Le témoin s'exprimait depuis une cabine aux vitres teintées. Sa voix avait été déformée. Il a déclaré ne reconnaître personne parmi les inculpés présents.

"A2" a expliqué qu'il était arrivé par hasard rue Obilicev, dans le centre de Belgrade, où s'est produit le drame le 17 septembre 2009, et qu'il avait rebroussé chemin en constatant que "beaucoup de gens participaient à une bagarre".

La juge Mirjana Ilic et l'avocat serbe de la famille Taton, Me Slobodan Ruzic, n'ont pas manqué de mettre en évidence les différences entre la déposition de "A2" et ses déclarations aux policiers faites après le drame.

Selon ces déclarations, "A2" avait aperçu deux jeunes gens entrer dans un café situé à proximité de l'endroit où allait se passer l'affrontement, observant la rue, et qu'ils étaient sortis en courant de l'établissement pour rejoindre la bagarre.

"A2" avait déclaré alors "penser avoir déjà vu dans un groupe de supporteurs du Partizan" l'un de ces deux jeunes gens.

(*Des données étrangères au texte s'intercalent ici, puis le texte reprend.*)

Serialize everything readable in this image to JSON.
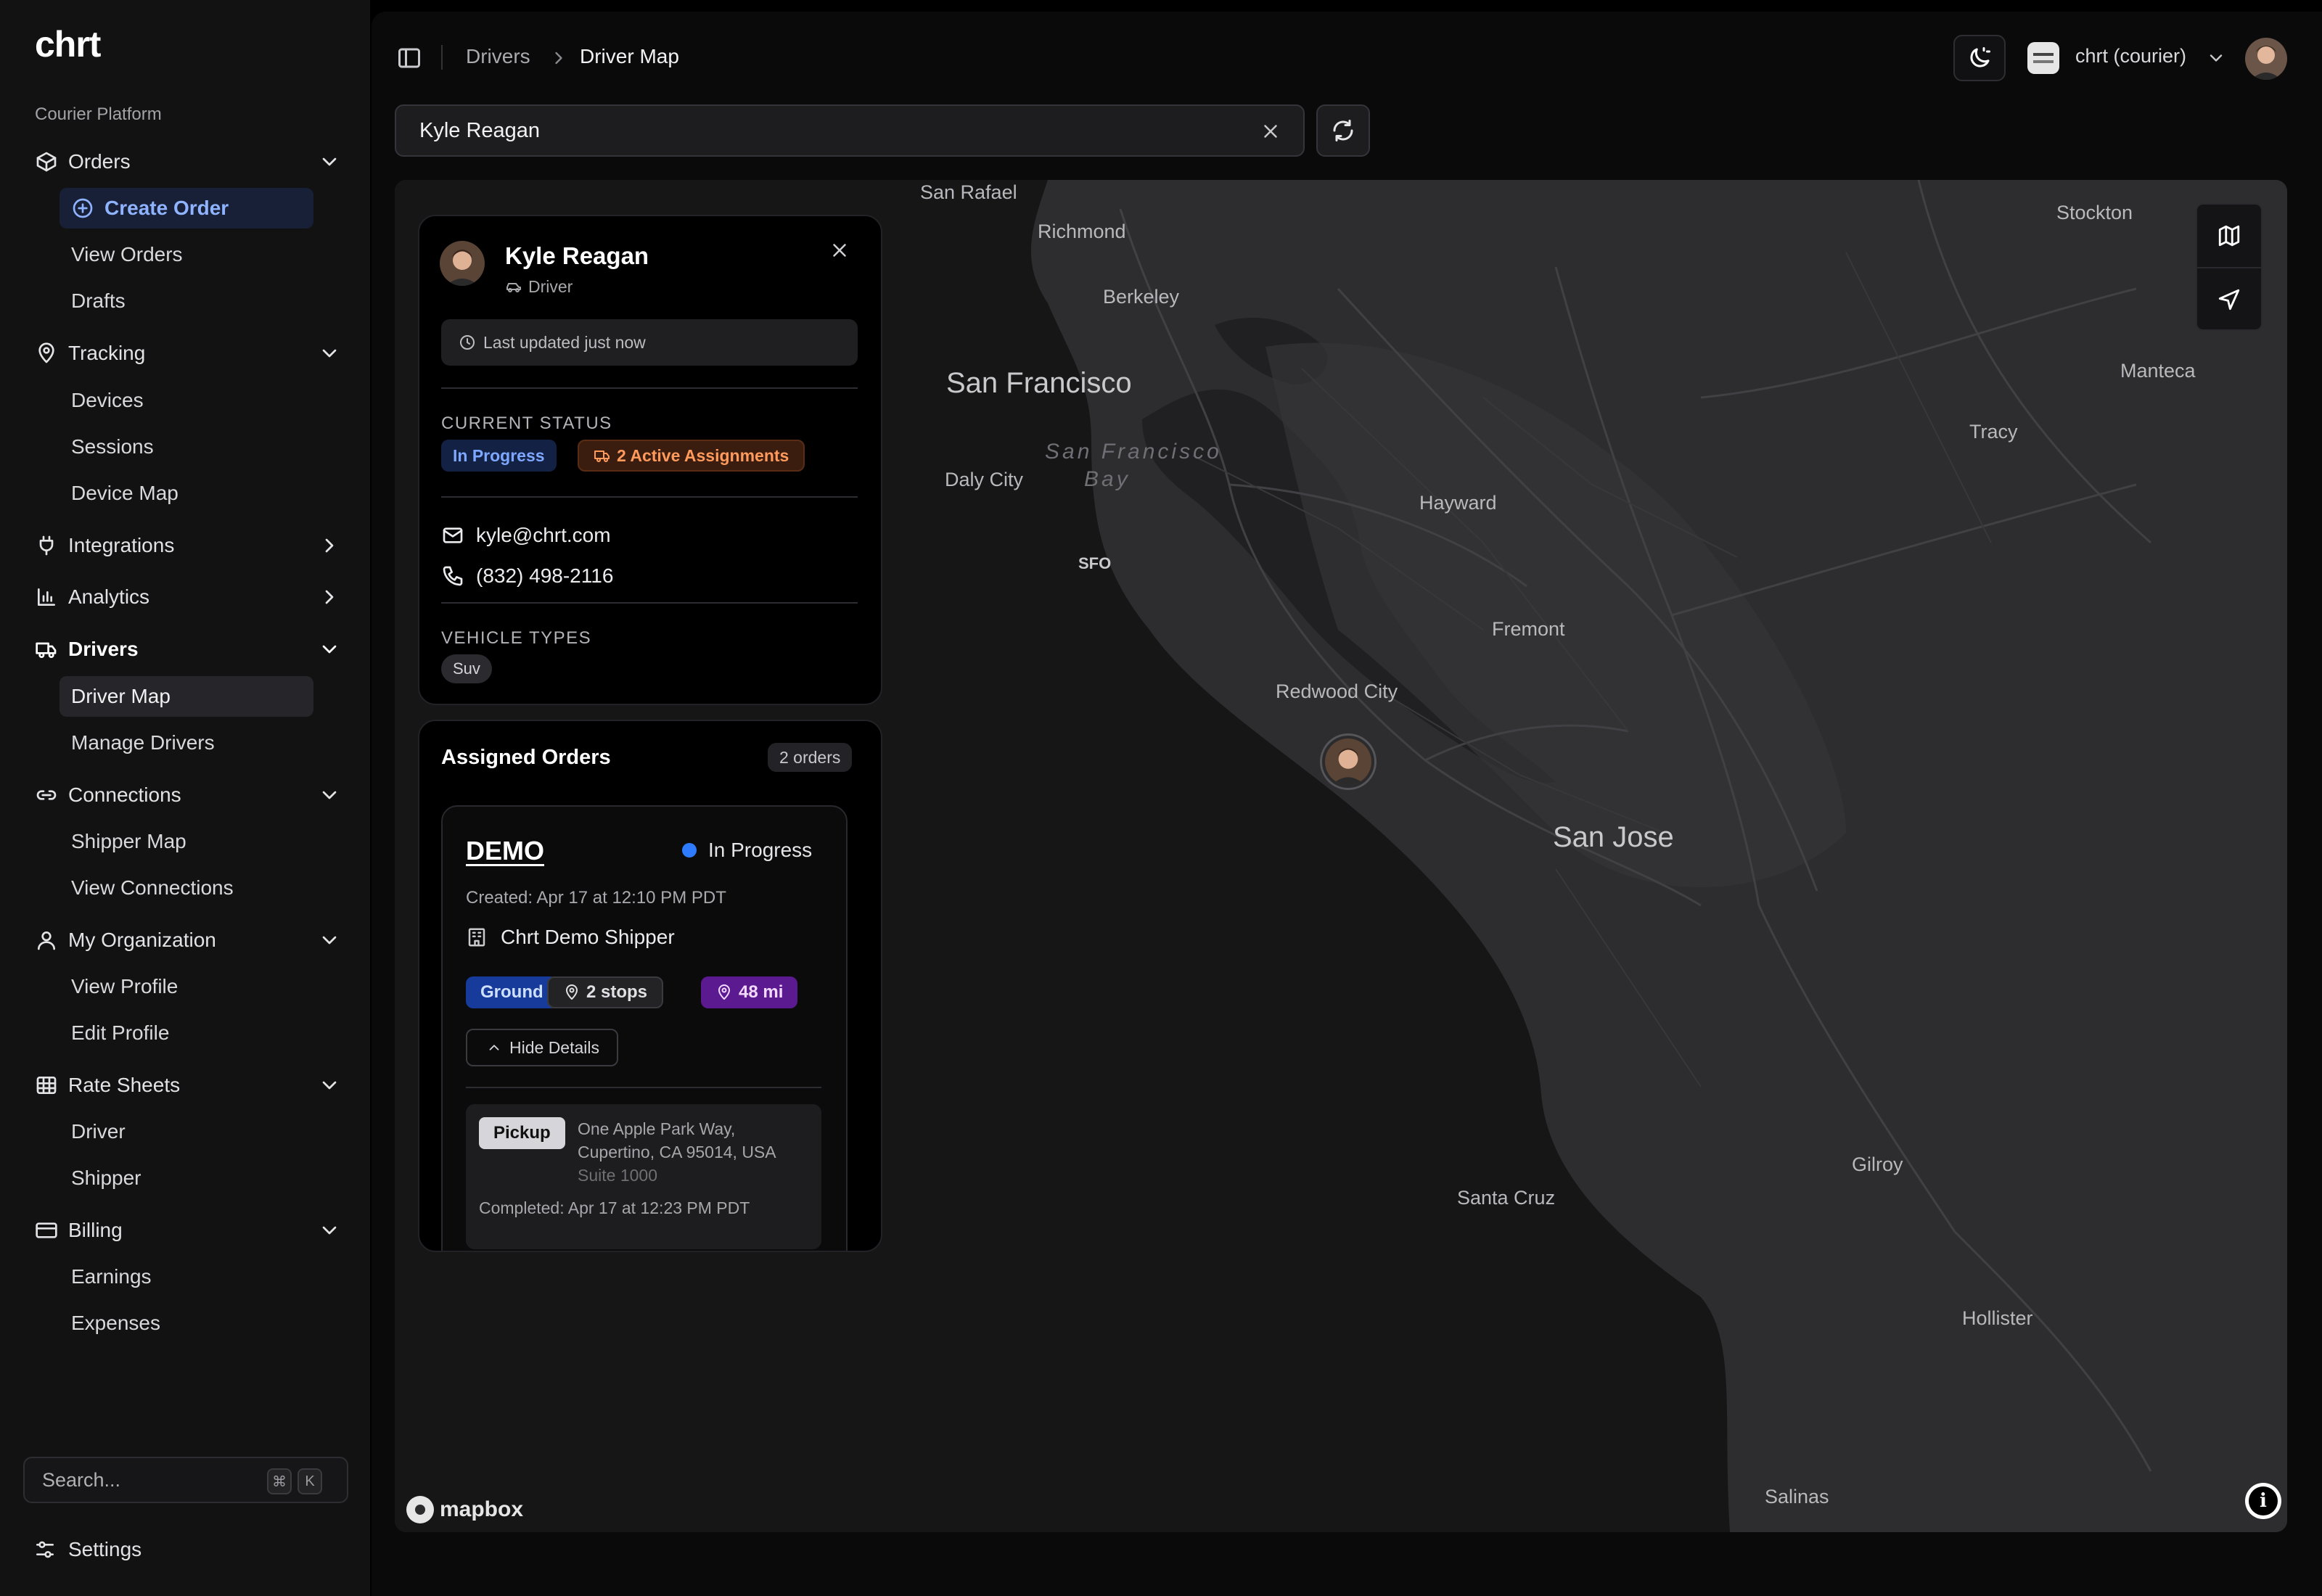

Me Ruzic a déploré devant les journalistes que "A2" ait "complètement changé" ses déclarations à la police "où il avait décrit en détails" les deux jeunes gens du café. "Il a dit qu'il pouvait en reconnaître un, mais aujourd'hui, il a démenti tout ça. Il est évident qu'il s'agit de la peur".

L'avocat avait déjà évoqué le climat de peur qui règne sur ce procès, où un témoin protégé serbe avait même fait état en juin de sa crainte devant la Haute Cour, alors qu'il déposait depuis une cabine aux vitres fumées, à quelques mètres des inculpés.

Mirjana Ilic a d'ailleurs indiqué qu'un autre témoin serbe, qui devait comparaître lundi, n'avait pu être localisé par la police. "Il n'est pas connu à l'adresse qu'il avait donnée à la police" et celle de son lieu de travail est également fausse, a expliqué la juge.

Les supporteurs serbes de football, qui ne cachent pas leur sympathie pour les thèses ultra-nationalistes, ont régulièrement défrayé la chronique par leurs violences. Encore le 10 octobre, ils ont affronté des heures durant la police dans le centre de Belgrade, pour protester contre la tenue d'une Gay pride.

Ils récidivaient le 12 octobre à Gênes, lors d'une rencontre Serbie-Italie comptant pour l'Euro-2012, obligeant les autorités à interrompre le match.

Deux témoins français doivent déposer mardi par vidéo-conférence depuis le tribunal de Toulouse. Deux membres de l'équipe médicale venus au secours de Brice Taton blessé comparaîtront mercredi.

Le procès, qui a déjà eu deux sessions en avril et en juin, a pris du retard.

Malgré tout, des sources concordantes ont estimé que le verdict pourrait être rendu d'ici la fin du mois. Plus prudent, Me Ruzic a déclaré s'attendre à ce que le procès "s'accélère et se termine relativement vite".

"Jusqu'à présent, personne n'a avoué", a regretté sur la station de radio RTL Suzanne Taton, la mère de la victime.

"Il y en a qui savent, surtout un qui voudrait parler, mais qui a peur de parler. Et on a bien envie de le faire parler", a-t-elle déclaré.

Brice Taton était arrivé à Belgrade pour assister à une rencontre opposant le Partizan à l'équipe de football de Toulouse, dont il était un supporteur.

Il est décédé le 29 septembre 2009, à l'âge de 28 ans, après douze jours d'agonie.